After being liberated from the camps and the end of the war, she and her sister traveled back to their hometown in Hungry. Aboard a crowded train of other Jewish survivors, all displaced from the terrors they had lived through, Dr. Eger and her sister sat next to a young man. As they leaned against one another, Dr. Eger recalls that “he caresses [her] sister’s fingers with his own, his fingers barely more than bones.” They do not ask one another where they have been. The touch does all the talking. They connect, understand, start to heal, and share compassion.
In my CranioSacral Therapy practice, I have seen how touch provides the access point to the information that one needs to help resolve the cause of the pain in the body. Sometimes there are words the client shares, while other times the underlying conversation happens through touch. An affirming sound is often enough.

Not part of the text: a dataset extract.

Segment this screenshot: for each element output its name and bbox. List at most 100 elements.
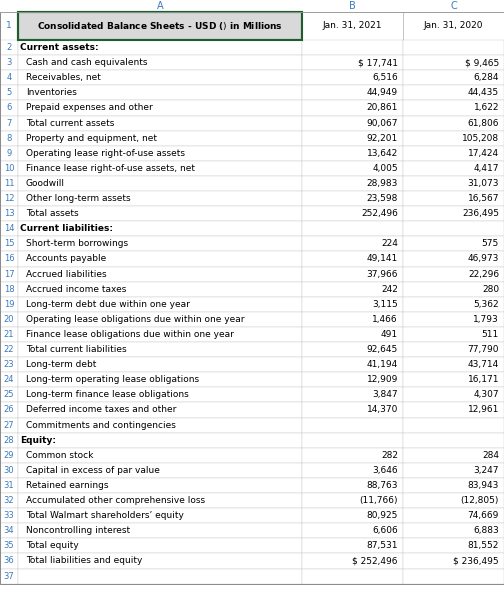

As a mother, I have noticed how touch comforts a sad child. It can be the only form of “conversation” when a child does not want to talk. This is especially true in infancy when our children are non-verbal. How we hold and cradle our babies is the primary communication. When we encourage a young child to explore new movements, like learning how to roll, sit, and stand, the support comes from a balanced dosage of physical touch. For example, oftentimes we sit them up and then very gradually take away our hands to allow the baby to experiment with which muscles to engage and coordinate while they learn to sit independently.
As we journey through the circle of life and we start to lose our physical independence, we want to support our loved ones enough so that they know they are safe without removing independence too early or before they are ready. Our touch can convey caring and support while not smothering or belittling our loved one who is losing physical or cognitive independence. People in the more advanced stage of Alzheimer’s disease lose their verbal communication. Touch can help bridge that gap with connection and intimacy. Just the other day a friend shared with me how she laid down with her husband who has advanced stage Alzheimers and just held him. While they were lying together, she welled up with emotion. At the same time, she noticed tears rolling down her husband’s face.
There is a back and forth conversation that happens through touch as well as the more obvious verbal conversation. Additionally, as we have seen, there are times when there is no conversation. Yet there is power from the absence of words.
When there is less verbal dialogue happening, one of the nuances that come into play is the consent of touch. You may recall instances where you communicated or someone communicated to you that touch did not feel good. Young children are very good at letting you know when they feel constrained or they need to be held a little firmer; often through nonverbal communication. And thus, touch can act as a powerful communicator and surpass all words in critical situations.
So tell me — when is a time that you let touch do the talking? How has touch comforted you in a time of distress or challenge?